El rector de la Universidad del Magdalena se llama Pablo Vera Salazar y es una rara avis: un joven ingeniero que, en lugar de hablar de cálculos y resistencia de materiales, puede estar horas dando cátedra sobre García Márquez. Obsesionado con su obra, se enoja con pasión caribeña cuando los alumnos demuestran saber menos que él sobre los pergaminos de Gabo. De su inquietud y de la Hugo Pardo Kuklinski, investigador a cargo del proyecto Outliers School, surgió la idea de contar Macondo desde las nuevas tecnologías y problemáticas. Así, por ejemplo, un grupo tiene como reto hablar del feminismo en clave de Amaranta, Meme y Fernanda del Carpio, y otro se enfrenta a la necesidad de usar el realismo mágico para incentivar el turismo sustentable en la región.
Mientras tanto, los nativos de Aracataca, los cataqueños, siguen con sus vidas slow. En la mañana, cuando el infierno aún no se desató con toda su furia, caminan por el malecón de un río que en la seca es un hilo y en la época de lluvias, un aluvión; más aún cuando duran cuatro años, once meses y dos días. Al mediodía, siguen por la televisión bogotana el caso de una congresista que se escapó de una segura condena tirándose con una soga por la ventana del juzgado, mientras abajo la esperaba un motoquero de Rappi para cruzarla a la frontera con Venezuela. Cualquier coincidencia con la ascensión de Remedios la Bella no parece pura coincidencia y demuestra el postulado de nuestra investigación: que el realismo mágico no fue un invento de Gabo, sino un modo de documentar una manera de vivir.
De a poco cae el sol sobre Aracataca. En un rato iremos a veinte kilómetros de aquí, a la Fundación -Fundición en el argot local, por culpa del calor-, tras la huella de más locuras veraces. Termino estos párrafos frente a la mesa en la que Tranquilina Iguarán, la abuela de Gabo, organizaba los almuerzos multitudinarios que en la ficción serían tarea de la casi borgiana Úrsula, que se queda ciega y sin tiempo. Pienso en eso y pienso en lo extraño que es que la vida me haya puesto aquí.
Cruzo a comprar un helado a un niño que los vende aquí enfrente. Me sirve uno de ron con pasas y dulce de arequipa.
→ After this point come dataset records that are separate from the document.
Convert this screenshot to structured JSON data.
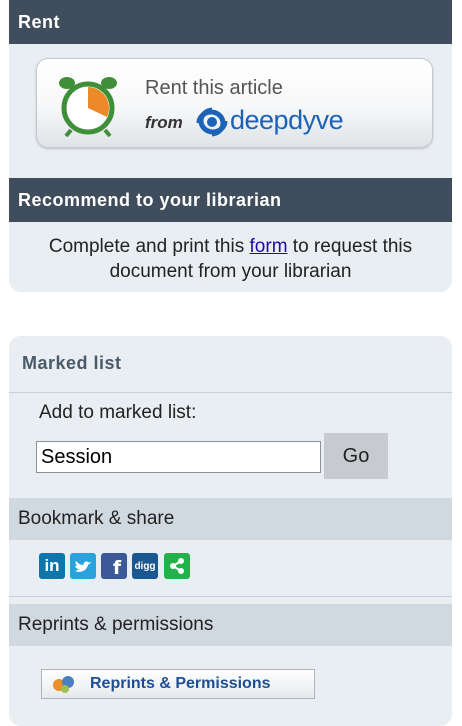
{
  "rent": {
    "header": "Rent",
    "button_line1": "Rent this article",
    "button_from": "from",
    "brand": "deepdyve"
  },
  "recommend": {
    "header": "Recommend to your librarian",
    "text_before": "Complete and print this ",
    "link": "form",
    "text_after": " to request this document from your librarian"
  },
  "marked_list": {
    "title": "Marked list",
    "add_label": "Add to marked list:",
    "selected": "Session",
    "go_label": "Go"
  },
  "bookmark": {
    "header": "Bookmark & share",
    "icons": [
      {
        "name": "linkedin-icon",
        "glyph": "in",
        "color": "#0e76a8"
      },
      {
        "name": "twitter-icon",
        "glyph": "",
        "color": "#2aa3dd"
      },
      {
        "name": "facebook-icon",
        "glyph": "f",
        "color": "#3b5998"
      },
      {
        "name": "digg-icon",
        "glyph": "digg",
        "color": "#1b5891"
      },
      {
        "name": "share-icon",
        "glyph": "",
        "color": "#22b14c"
      }
    ]
  },
  "reprints": {
    "header": "Reprints & permissions",
    "button_label": "Reprints & Permissions"
  },
  "colors": {
    "panel_bg": "#e9eef2",
    "dark_header": "#3f4d5c",
    "section_header": "#d1d9e0",
    "link": "#1a0dab",
    "deepdyve_blue": "#1c63b7"
  }
}
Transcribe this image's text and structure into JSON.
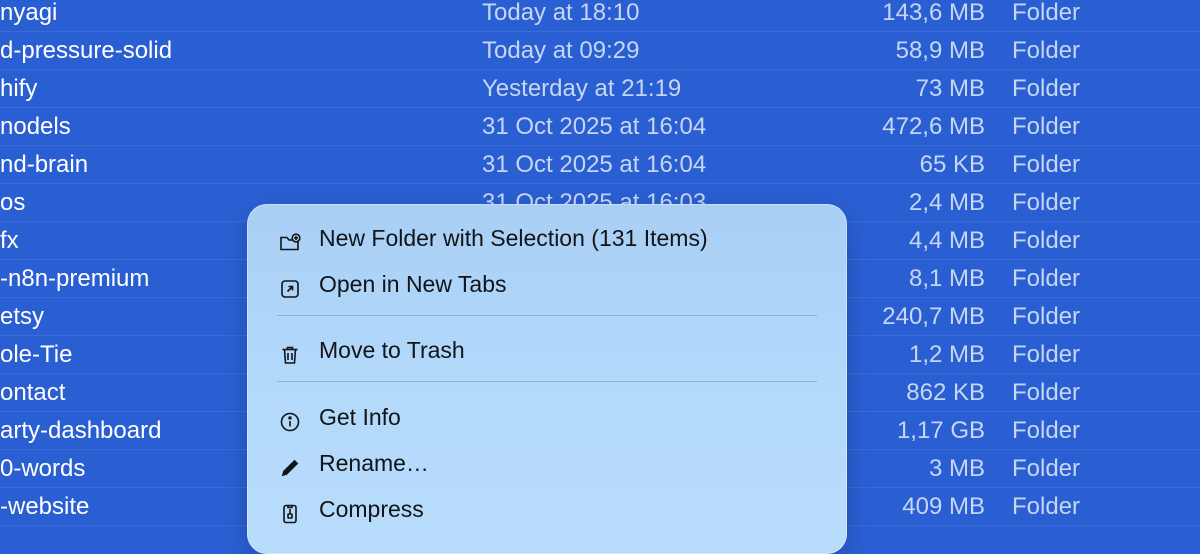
{
  "rows": [
    {
      "name": "nyagi",
      "date": "Today at 18:10",
      "size": "143,6 MB",
      "kind": "Folder"
    },
    {
      "name": "d-pressure-solid",
      "date": "Today at 09:29",
      "size": "58,9 MB",
      "kind": "Folder"
    },
    {
      "name": "hify",
      "date": "Yesterday at 21:19",
      "size": "73 MB",
      "kind": "Folder"
    },
    {
      "name": "nodels",
      "date": "31 Oct 2025 at 16:04",
      "size": "472,6 MB",
      "kind": "Folder"
    },
    {
      "name": "nd-brain",
      "date": "31 Oct 2025 at 16:04",
      "size": "65 KB",
      "kind": "Folder"
    },
    {
      "name": "os",
      "date": "31 Oct 2025 at 16:03",
      "size": "2,4 MB",
      "kind": "Folder"
    },
    {
      "name": "fx",
      "date": "",
      "size": "4,4 MB",
      "kind": "Folder"
    },
    {
      "name": "-n8n-premium",
      "date": "",
      "size": "8,1 MB",
      "kind": "Folder"
    },
    {
      "name": "etsy",
      "date": "",
      "size": "240,7 MB",
      "kind": "Folder"
    },
    {
      "name": "ole-Tie",
      "date": "",
      "size": "1,2 MB",
      "kind": "Folder"
    },
    {
      "name": "ontact",
      "date": "",
      "size": "862 KB",
      "kind": "Folder"
    },
    {
      "name": "arty-dashboard",
      "date": "",
      "size": "1,17 GB",
      "kind": "Folder"
    },
    {
      "name": "0-words",
      "date": "",
      "size": "3 MB",
      "kind": "Folder"
    },
    {
      "name": "-website",
      "date": "",
      "size": "409 MB",
      "kind": "Folder"
    }
  ],
  "context_menu": {
    "new_folder_with_selection": "New Folder with Selection (131 Items)",
    "open_in_new_tabs": "Open in New Tabs",
    "move_to_trash": "Move to Trash",
    "get_info": "Get Info",
    "rename": "Rename…",
    "compress": "Compress"
  },
  "colors": {
    "selection_background": "#2a5fd3",
    "menu_background": "#b3d9fb",
    "menu_text": "#111418"
  }
}
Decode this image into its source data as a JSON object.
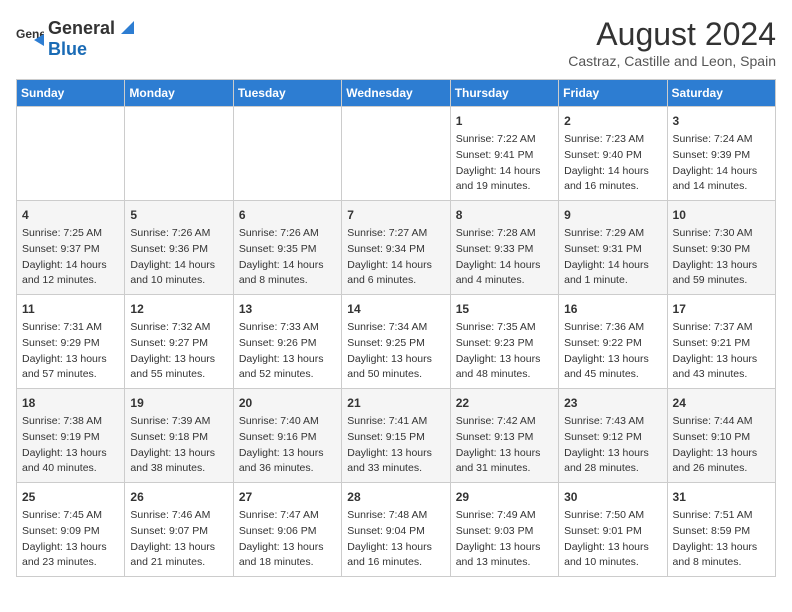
{
  "header": {
    "logo_general": "General",
    "logo_blue": "Blue",
    "month_year": "August 2024",
    "location": "Castraz, Castille and Leon, Spain"
  },
  "days_of_week": [
    "Sunday",
    "Monday",
    "Tuesday",
    "Wednesday",
    "Thursday",
    "Friday",
    "Saturday"
  ],
  "weeks": [
    [
      {
        "day": "",
        "info": ""
      },
      {
        "day": "",
        "info": ""
      },
      {
        "day": "",
        "info": ""
      },
      {
        "day": "",
        "info": ""
      },
      {
        "day": "1",
        "info": "Sunrise: 7:22 AM\nSunset: 9:41 PM\nDaylight: 14 hours\nand 19 minutes."
      },
      {
        "day": "2",
        "info": "Sunrise: 7:23 AM\nSunset: 9:40 PM\nDaylight: 14 hours\nand 16 minutes."
      },
      {
        "day": "3",
        "info": "Sunrise: 7:24 AM\nSunset: 9:39 PM\nDaylight: 14 hours\nand 14 minutes."
      }
    ],
    [
      {
        "day": "4",
        "info": "Sunrise: 7:25 AM\nSunset: 9:37 PM\nDaylight: 14 hours\nand 12 minutes."
      },
      {
        "day": "5",
        "info": "Sunrise: 7:26 AM\nSunset: 9:36 PM\nDaylight: 14 hours\nand 10 minutes."
      },
      {
        "day": "6",
        "info": "Sunrise: 7:26 AM\nSunset: 9:35 PM\nDaylight: 14 hours\nand 8 minutes."
      },
      {
        "day": "7",
        "info": "Sunrise: 7:27 AM\nSunset: 9:34 PM\nDaylight: 14 hours\nand 6 minutes."
      },
      {
        "day": "8",
        "info": "Sunrise: 7:28 AM\nSunset: 9:33 PM\nDaylight: 14 hours\nand 4 minutes."
      },
      {
        "day": "9",
        "info": "Sunrise: 7:29 AM\nSunset: 9:31 PM\nDaylight: 14 hours\nand 1 minute."
      },
      {
        "day": "10",
        "info": "Sunrise: 7:30 AM\nSunset: 9:30 PM\nDaylight: 13 hours\nand 59 minutes."
      }
    ],
    [
      {
        "day": "11",
        "info": "Sunrise: 7:31 AM\nSunset: 9:29 PM\nDaylight: 13 hours\nand 57 minutes."
      },
      {
        "day": "12",
        "info": "Sunrise: 7:32 AM\nSunset: 9:27 PM\nDaylight: 13 hours\nand 55 minutes."
      },
      {
        "day": "13",
        "info": "Sunrise: 7:33 AM\nSunset: 9:26 PM\nDaylight: 13 hours\nand 52 minutes."
      },
      {
        "day": "14",
        "info": "Sunrise: 7:34 AM\nSunset: 9:25 PM\nDaylight: 13 hours\nand 50 minutes."
      },
      {
        "day": "15",
        "info": "Sunrise: 7:35 AM\nSunset: 9:23 PM\nDaylight: 13 hours\nand 48 minutes."
      },
      {
        "day": "16",
        "info": "Sunrise: 7:36 AM\nSunset: 9:22 PM\nDaylight: 13 hours\nand 45 minutes."
      },
      {
        "day": "17",
        "info": "Sunrise: 7:37 AM\nSunset: 9:21 PM\nDaylight: 13 hours\nand 43 minutes."
      }
    ],
    [
      {
        "day": "18",
        "info": "Sunrise: 7:38 AM\nSunset: 9:19 PM\nDaylight: 13 hours\nand 40 minutes."
      },
      {
        "day": "19",
        "info": "Sunrise: 7:39 AM\nSunset: 9:18 PM\nDaylight: 13 hours\nand 38 minutes."
      },
      {
        "day": "20",
        "info": "Sunrise: 7:40 AM\nSunset: 9:16 PM\nDaylight: 13 hours\nand 36 minutes."
      },
      {
        "day": "21",
        "info": "Sunrise: 7:41 AM\nSunset: 9:15 PM\nDaylight: 13 hours\nand 33 minutes."
      },
      {
        "day": "22",
        "info": "Sunrise: 7:42 AM\nSunset: 9:13 PM\nDaylight: 13 hours\nand 31 minutes."
      },
      {
        "day": "23",
        "info": "Sunrise: 7:43 AM\nSunset: 9:12 PM\nDaylight: 13 hours\nand 28 minutes."
      },
      {
        "day": "24",
        "info": "Sunrise: 7:44 AM\nSunset: 9:10 PM\nDaylight: 13 hours\nand 26 minutes."
      }
    ],
    [
      {
        "day": "25",
        "info": "Sunrise: 7:45 AM\nSunset: 9:09 PM\nDaylight: 13 hours\nand 23 minutes."
      },
      {
        "day": "26",
        "info": "Sunrise: 7:46 AM\nSunset: 9:07 PM\nDaylight: 13 hours\nand 21 minutes."
      },
      {
        "day": "27",
        "info": "Sunrise: 7:47 AM\nSunset: 9:06 PM\nDaylight: 13 hours\nand 18 minutes."
      },
      {
        "day": "28",
        "info": "Sunrise: 7:48 AM\nSunset: 9:04 PM\nDaylight: 13 hours\nand 16 minutes."
      },
      {
        "day": "29",
        "info": "Sunrise: 7:49 AM\nSunset: 9:03 PM\nDaylight: 13 hours\nand 13 minutes."
      },
      {
        "day": "30",
        "info": "Sunrise: 7:50 AM\nSunset: 9:01 PM\nDaylight: 13 hours\nand 10 minutes."
      },
      {
        "day": "31",
        "info": "Sunrise: 7:51 AM\nSunset: 8:59 PM\nDaylight: 13 hours\nand 8 minutes."
      }
    ]
  ]
}
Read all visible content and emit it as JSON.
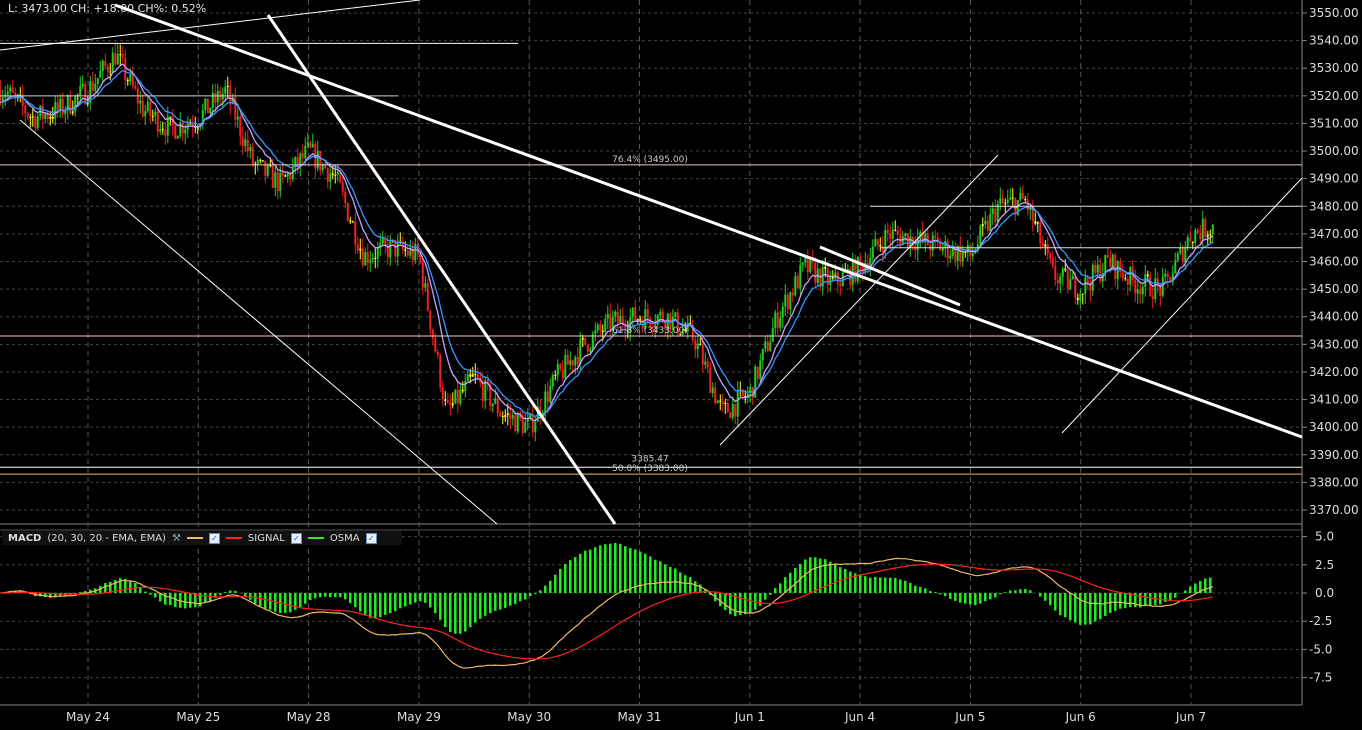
{
  "header": {
    "quote_text": "L: 3473.00 CH: +18.00 CH%: 0.52%"
  },
  "macd_legend": {
    "name": "MACD",
    "params": "(20, 30, 20 - EMA, EMA)",
    "macd_color": "#f0b860",
    "signal_label": "SIGNAL",
    "signal_color": "#ff2020",
    "osma_label": "OSMA",
    "osma_color": "#22ee22",
    "settings_icon": "wrench-icon",
    "checkbox_icon": "checkbox-checked-icon"
  },
  "chart_data": [
    {
      "type": "candlestick",
      "title": "",
      "x_tick_labels": [
        "May 24",
        "May 25",
        "May 28",
        "May 29",
        "May 30",
        "May 31",
        "Jun 1",
        "Jun 4",
        "Jun 5",
        "Jun 6",
        "Jun 7"
      ],
      "ylim": [
        3365,
        3555
      ],
      "y_ticks": [
        3370,
        3380,
        3390,
        3400,
        3410,
        3420,
        3430,
        3440,
        3450,
        3460,
        3470,
        3480,
        3490,
        3500,
        3510,
        3520,
        3530,
        3540,
        3550
      ],
      "grid": true,
      "colors": {
        "up": "#22cc22",
        "down": "#ee2222",
        "doji": "#ffff33",
        "ema_fast": "#c8a0ff",
        "ema_slow": "#3399ff"
      },
      "close_path": [
        {
          "t": "May 23 06:00",
          "close": 3522
        },
        {
          "t": "May 23 12:00",
          "close": 3512
        },
        {
          "t": "May 23 18:00",
          "close": 3515
        },
        {
          "t": "May 24 00:00",
          "close": 3522
        },
        {
          "t": "May 24 06:00",
          "close": 3535
        },
        {
          "t": "May 24 12:00",
          "close": 3515
        },
        {
          "t": "May 24 18:00",
          "close": 3508
        },
        {
          "t": "May 25 00:00",
          "close": 3512
        },
        {
          "t": "May 25 06:00",
          "close": 3522
        },
        {
          "t": "May 25 12:00",
          "close": 3495
        },
        {
          "t": "May 25 18:00",
          "close": 3488
        },
        {
          "t": "May 28 00:00",
          "close": 3500
        },
        {
          "t": "May 28 06:00",
          "close": 3490
        },
        {
          "t": "May 28 12:00",
          "close": 3462
        },
        {
          "t": "May 28 18:00",
          "close": 3465
        },
        {
          "t": "May 29 00:00",
          "close": 3462
        },
        {
          "t": "May 29 06:00",
          "close": 3405
        },
        {
          "t": "May 29 12:00",
          "close": 3418
        },
        {
          "t": "May 29 18:00",
          "close": 3405
        },
        {
          "t": "May 30 00:00",
          "close": 3400
        },
        {
          "t": "May 30 06:00",
          "close": 3418
        },
        {
          "t": "May 30 12:00",
          "close": 3430
        },
        {
          "t": "May 30 18:00",
          "close": 3438
        },
        {
          "t": "May 31 00:00",
          "close": 3440
        },
        {
          "t": "May 31 06:00",
          "close": 3440
        },
        {
          "t": "May 31 12:00",
          "close": 3432
        },
        {
          "t": "May 31 18:00",
          "close": 3405
        },
        {
          "t": "Jun 1 00:00",
          "close": 3412
        },
        {
          "t": "Jun 1 06:00",
          "close": 3440
        },
        {
          "t": "Jun 1 12:00",
          "close": 3458
        },
        {
          "t": "Jun 1 18:00",
          "close": 3452
        },
        {
          "t": "Jun 4 00:00",
          "close": 3458
        },
        {
          "t": "Jun 4 06:00",
          "close": 3470
        },
        {
          "t": "Jun 4 12:00",
          "close": 3468
        },
        {
          "t": "Jun 4 18:00",
          "close": 3465
        },
        {
          "t": "Jun 5 00:00",
          "close": 3462
        },
        {
          "t": "Jun 5 06:00",
          "close": 3480
        },
        {
          "t": "Jun 5 12:00",
          "close": 3482
        },
        {
          "t": "Jun 5 18:00",
          "close": 3455
        },
        {
          "t": "Jun 6 00:00",
          "close": 3450
        },
        {
          "t": "Jun 6 06:00",
          "close": 3460
        },
        {
          "t": "Jun 6 12:00",
          "close": 3452
        },
        {
          "t": "Jun 6 18:00",
          "close": 3450
        },
        {
          "t": "Jun 7 00:00",
          "close": 3470
        },
        {
          "t": "Jun 7 05:00",
          "close": 3473
        }
      ],
      "horizontal_levels": [
        {
          "price": 3539,
          "color": "#ffffff"
        },
        {
          "price": 3520,
          "color": "#cccccc"
        },
        {
          "price": 3480,
          "color": "#dddddd"
        },
        {
          "price": 3465,
          "color": "#dddddd"
        },
        {
          "price": 3495,
          "color": "#f0c8c0",
          "label": "76.4% (3495.00)"
        },
        {
          "price": 3433,
          "color": "#f0c8c0",
          "label": "61.8% (3433.00)"
        },
        {
          "price": 3385.47,
          "color": "#ffffff",
          "label": "3385.47"
        },
        {
          "price": 3383,
          "color": "#e8b860",
          "label": "50.0% (3383.00)"
        }
      ]
    },
    {
      "type": "macd",
      "ylim": [
        -10,
        6
      ],
      "y_ticks": [
        5.0,
        2.5,
        0.0,
        -2.5,
        -5.0,
        -7.5
      ],
      "y_tick_labels": [
        "5.0",
        "2.5",
        "0.0",
        "-2.5",
        "-5.0",
        "-7.5"
      ],
      "grid": true
    }
  ]
}
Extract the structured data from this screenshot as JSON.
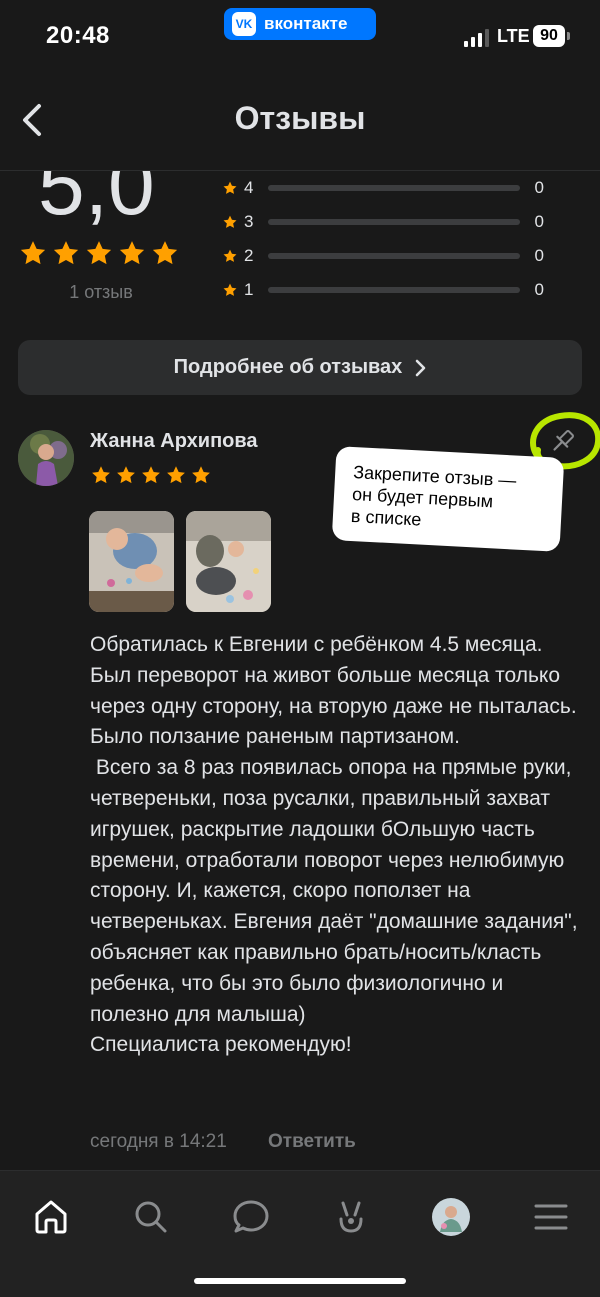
{
  "status_bar": {
    "time": "20:48",
    "app_badge": "вконтакте",
    "app_badge_logo": "VK",
    "network": "LTE",
    "battery": "90"
  },
  "header": {
    "title": "Отзывы",
    "back_icon": "chevron-left-icon"
  },
  "summary": {
    "rating": "5,0",
    "rating_stars": 5,
    "count_label": "1 отзыв",
    "distribution": [
      {
        "stars": "4",
        "count": "0",
        "fraction": 0
      },
      {
        "stars": "3",
        "count": "0",
        "fraction": 0
      },
      {
        "stars": "2",
        "count": "0",
        "fraction": 0
      },
      {
        "stars": "1",
        "count": "0",
        "fraction": 0
      }
    ],
    "more_button": "Подробнее об отзывах"
  },
  "review": {
    "author": "Жанна Архипова",
    "stars": 5,
    "photos": [
      "baby-photo-1",
      "baby-photo-2"
    ],
    "text": "Обратилась к Евгении с ребёнком 4.5 месяца. Был переворот на живот больше месяца только через одну сторону, на вторую даже не пыталась. Было ползание раненым партизаном.\n Всего за 8 раз появилась опора на прямые руки, четвереньки, поза русалки, правильный захват игрушек, раскрытие ладошки бОльшую часть времени, отработали поворот через нелюбимую сторону. И, кажется, скоро поползет на четвереньках. Евгения даёт \"домашние задания\", объясняет как правильно брать/носить/класть ребенка, что бы это было физиологично и полезно для малыша)\nСпециалиста рекомендую!",
    "time": "сегодня в 14:21",
    "reply": "Ответить",
    "pin_icon": "pin-icon"
  },
  "tooltip": {
    "line1": "Закрепите отзыв —",
    "line2": "он будет первым",
    "line3": "в списке"
  },
  "colors": {
    "background": "#191919",
    "star": "#ffa000",
    "accent_badge": "#0077ff",
    "highlight": "#b8e600",
    "secondary_text": "#76787a"
  },
  "nav": [
    "home-icon",
    "search-icon",
    "messages-icon",
    "clips-icon",
    "profile-avatar",
    "menu-icon"
  ]
}
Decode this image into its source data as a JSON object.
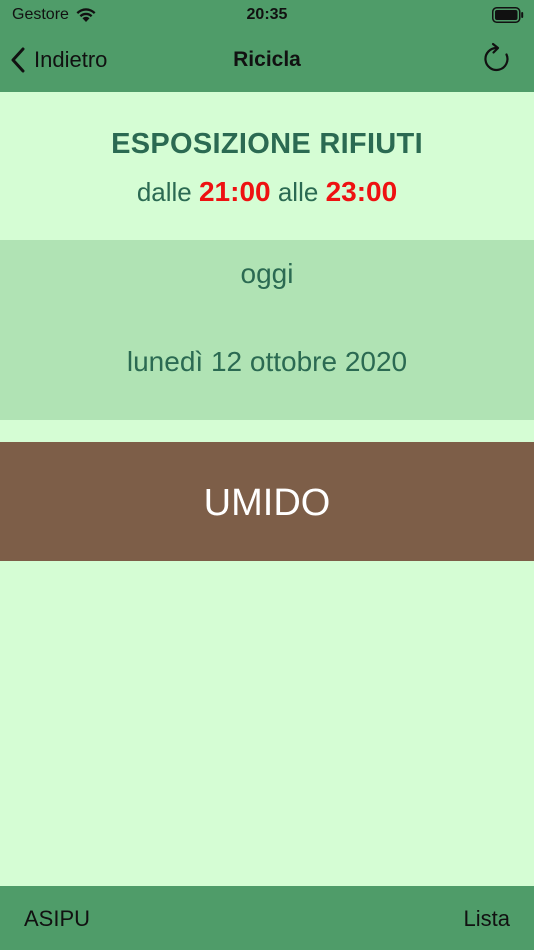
{
  "status_bar": {
    "carrier": "Gestore",
    "time": "20:35"
  },
  "nav": {
    "back_label": "Indietro",
    "title": "Ricicla"
  },
  "exposure": {
    "title": "ESPOSIZIONE RIFIUTI",
    "from_word": "dalle",
    "from_time": "21:00",
    "to_word": "alle",
    "to_time": "23:00"
  },
  "date": {
    "relative": "oggi",
    "full": "lunedì 12 ottobre 2020"
  },
  "waste": {
    "type": "UMIDO",
    "color": "#7d5e48"
  },
  "toolbar": {
    "left_label": "ASIPU",
    "right_label": "Lista"
  },
  "colors": {
    "bar_green": "#4f9c69",
    "background": "#d5fdd4",
    "date_band": "#b0e3b4",
    "text_green": "#2b6a52",
    "time_red": "#ee1111"
  }
}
Al rato, sin que yo se lo pida, se larga a contarme una historia de una mula de tres patas que se quedó así por defender a su dueño del ataque de un tigre. Pienso en sacar mi celular, en grabarla para el proyecto. Sin embargo, algo me frena. Elijo escucharla y recordarla. Quizás un día, de ese modo, pueda hacerla cuento.